Allison exits with a basket of laundry. The camera switches to a single shot of her face, alone next door. The lights dim. She takes the empty beer glass she’s carrying and in her pent-up fury she smashes it on the washing machine. The laughter stops. All of a sudden we are in a completely different programme, a dark drama that shows the unseen side of these sitcoms about terrible men and their long-suffering partners. Allison dreams of escaping her dead-end job at the liquor store and building a better life. But how can she, with a deadbeat like Kevin at home? Over the course of the episode, the action switches between these two universes: always-sunny sitcomland and forgotten suburban America. The result is a kind of noirish Rosencrantz & Guildenstern Are Dead in which we see both the main play and the play behind the play. If that sounds ambitious, it’s welcome. As a format, sitcoms have been begging out for a bit of brain juice.

Murphy has said in interviews that she was on the verge of quitting acting when she was cast in Eugene & Dan Levy’s comedy Schitt’s Creek, which ran for six series before its conclusion last year. On such moments of fortune are enormous careers made. Her quitting would have been a loss. She was the brightest breakout star in an ensemble with several to choose from, imbuing her spoilt-brat daughter Alexis with pathos and sweetness as well as pinpoint comic timing. When Schitt’s Creek finished, Murphy must have had scripts piled up in huge drifts at her door. You can see why she took this on: she gets not one but two shows in which to show her range. The other actors are fine, but she necessarily has to do a lot of the heavy lifting.

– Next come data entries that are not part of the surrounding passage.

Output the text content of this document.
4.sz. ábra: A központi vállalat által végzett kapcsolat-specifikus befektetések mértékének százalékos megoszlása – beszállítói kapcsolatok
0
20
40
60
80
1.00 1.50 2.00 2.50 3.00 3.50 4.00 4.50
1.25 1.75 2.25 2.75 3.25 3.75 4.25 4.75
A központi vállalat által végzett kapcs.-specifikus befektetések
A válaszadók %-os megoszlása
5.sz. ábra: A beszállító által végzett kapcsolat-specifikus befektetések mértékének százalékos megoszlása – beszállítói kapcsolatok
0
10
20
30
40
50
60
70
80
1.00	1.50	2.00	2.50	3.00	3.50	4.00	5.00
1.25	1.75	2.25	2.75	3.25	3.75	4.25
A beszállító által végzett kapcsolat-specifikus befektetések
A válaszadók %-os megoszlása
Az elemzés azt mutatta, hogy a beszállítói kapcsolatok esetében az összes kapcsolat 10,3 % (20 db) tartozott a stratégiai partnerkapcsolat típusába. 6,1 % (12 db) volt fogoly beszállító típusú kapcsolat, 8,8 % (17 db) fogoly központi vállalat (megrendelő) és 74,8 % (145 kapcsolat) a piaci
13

In its haha-but-not-really tone and nihilistic gloom, the series Kevin Can F**k Himself most closely resembles is BoJack Horseman, the Netflix cartoon satire about a washed-up actor (who happens to be a horse). Where that takes direct aim at Hollywood, this show approaches it more obliquely, exposing the fraudulence of so many TV visions of domestic life. The execution doesn’t always match up to the ambition, but in its best moments Kevin Can F**k Himself walks a brilliantly uneasy line between comedy and drama. We’ll excuse almost anything for a laugh.